Operating System - HP-UX
1826639 Members
3194 Online
109695 Solutions
New Discussion

Re: SG A11.17 CMAPPLYCONF gives io errors.

 
SOLVED
Go to solution
Chiel Voswijk
Occasional Advisor

SG A11.17 CMAPPLYCONF gives io errors.

Hi There,

somehow and suddenly we get IO ERRORS during CMAPPLYCONF.
Does anybody know how to solve this problem.
HP advised to install patch PHSS_33840 but did not help.
We know by deleting the culster and rebuild it.
It will be solved then...but for how long???

hereby the output

Checking cluster file: /etc/cmcluster/clprd2.ascii
Checking nodes ... Done
Checking existing configuration ... Done
Gathering storage information
Found 24 devices on node hvudhg31
Found 24 devices on node hvudhg32
Found 24 devices on node hvudhg33
Analysis of 72 devices should take approximately 2 seconds
0%----10%----20%----30%----40%----50%----60%----70%----80%----90%----100%
Found 6 volume groups on node hvudhg31
Found 6 volume groups on node hvudhg32
Found 6 volume groups on node hvudhg33
Analysis of 18 volume groups should take approximately 1 seconds
0%----10%----20%----30%----40%----50%----60%----70%----80%----90%----100%
Gathering network information
Beginning network probing (this may take a while)
Completed network probing
Checking for inconsistencies
Modifying configuration on node hvudhg31
Modifying configuration on node hvudhg33
Modifying configuration on node hvudhg32

Modify the cluster configuration ([y]/n)? y
Marking/unmarking volume groups for use in the cluster
Unable to copy file to hvudhg31: I/O error
Unable to copy file to hvudhg32: I/O error
Unable to copy file to hvudhg33: I/O error
Unable to copy file to hvudhg33: I/O error
Unable to copy file to hvudhg31: I/O error
Unable to copy file to hvudhg32: I/O error
Unable to apply the configuration change: Permission denied
. Check the syslog file(s) for additional information.
cmapplyconf: Unable to apply the configuration

Regards
Chiel

13 REPLIES 13
IT_2007
Honored Contributor

Re: SG A11.17 CMAPPLYCONF gives io errors.

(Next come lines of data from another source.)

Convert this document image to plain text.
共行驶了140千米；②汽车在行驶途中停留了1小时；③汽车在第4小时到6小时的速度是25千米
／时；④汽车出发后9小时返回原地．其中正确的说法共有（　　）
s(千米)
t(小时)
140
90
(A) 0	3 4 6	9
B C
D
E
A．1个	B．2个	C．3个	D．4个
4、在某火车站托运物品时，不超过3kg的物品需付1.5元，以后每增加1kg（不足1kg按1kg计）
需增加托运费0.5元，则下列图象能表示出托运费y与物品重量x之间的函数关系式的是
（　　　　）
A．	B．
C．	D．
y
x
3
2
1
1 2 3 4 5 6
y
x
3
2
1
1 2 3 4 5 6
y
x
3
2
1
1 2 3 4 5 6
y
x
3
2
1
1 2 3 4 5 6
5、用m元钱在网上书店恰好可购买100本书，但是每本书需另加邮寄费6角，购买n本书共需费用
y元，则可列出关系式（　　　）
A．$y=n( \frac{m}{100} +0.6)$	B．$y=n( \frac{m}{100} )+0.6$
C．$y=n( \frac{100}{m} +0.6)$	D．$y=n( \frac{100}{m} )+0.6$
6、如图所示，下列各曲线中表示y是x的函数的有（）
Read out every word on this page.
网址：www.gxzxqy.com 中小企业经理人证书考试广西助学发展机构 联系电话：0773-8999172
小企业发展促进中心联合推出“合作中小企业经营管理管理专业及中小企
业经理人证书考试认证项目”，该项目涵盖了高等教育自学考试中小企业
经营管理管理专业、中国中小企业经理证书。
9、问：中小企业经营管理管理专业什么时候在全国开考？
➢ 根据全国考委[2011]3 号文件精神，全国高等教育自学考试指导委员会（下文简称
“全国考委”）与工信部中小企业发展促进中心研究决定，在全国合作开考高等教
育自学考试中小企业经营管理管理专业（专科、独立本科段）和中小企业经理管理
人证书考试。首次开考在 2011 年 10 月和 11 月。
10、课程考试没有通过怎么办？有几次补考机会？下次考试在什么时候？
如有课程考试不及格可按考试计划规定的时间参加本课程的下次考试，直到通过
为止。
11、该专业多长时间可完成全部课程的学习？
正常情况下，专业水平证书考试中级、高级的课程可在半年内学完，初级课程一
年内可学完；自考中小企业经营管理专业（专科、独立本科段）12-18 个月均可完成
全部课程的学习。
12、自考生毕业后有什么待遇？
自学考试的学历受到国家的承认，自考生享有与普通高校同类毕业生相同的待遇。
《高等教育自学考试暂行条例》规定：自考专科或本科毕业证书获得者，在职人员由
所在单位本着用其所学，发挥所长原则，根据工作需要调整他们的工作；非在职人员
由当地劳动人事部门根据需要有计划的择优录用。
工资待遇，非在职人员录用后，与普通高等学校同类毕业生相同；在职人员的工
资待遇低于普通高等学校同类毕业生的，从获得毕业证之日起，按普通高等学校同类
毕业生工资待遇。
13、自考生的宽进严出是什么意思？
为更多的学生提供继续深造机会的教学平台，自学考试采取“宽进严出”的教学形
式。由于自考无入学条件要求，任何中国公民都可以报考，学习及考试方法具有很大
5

Unable to copy file to hvudhg31: I/O error
Unable to copy file to hvudhg32: I/O error
Unable to copy file to hvudhg33: I/O error
Unable to copy file to hvudhg33: I/O error
Unable to copy file to hvudhg31: I/O error
Unable to copy file to hvudhg32: I/O error
Unable to apply the configuration change: Permission denied
==============================

Check hvudhg31, 32 and 33 servers for permissions on /etc/cmcluster directory and files in it.

Also check syslog for any I/O errors. Do you have any Hardware issues?
Chiel Voswijk
Occasional Advisor

Re: SG A11.17 CMAPPLYCONF gives io errors.

The syslog has no errors on Hardware.
The packages are on EVA4000 SAN. No isseus there either.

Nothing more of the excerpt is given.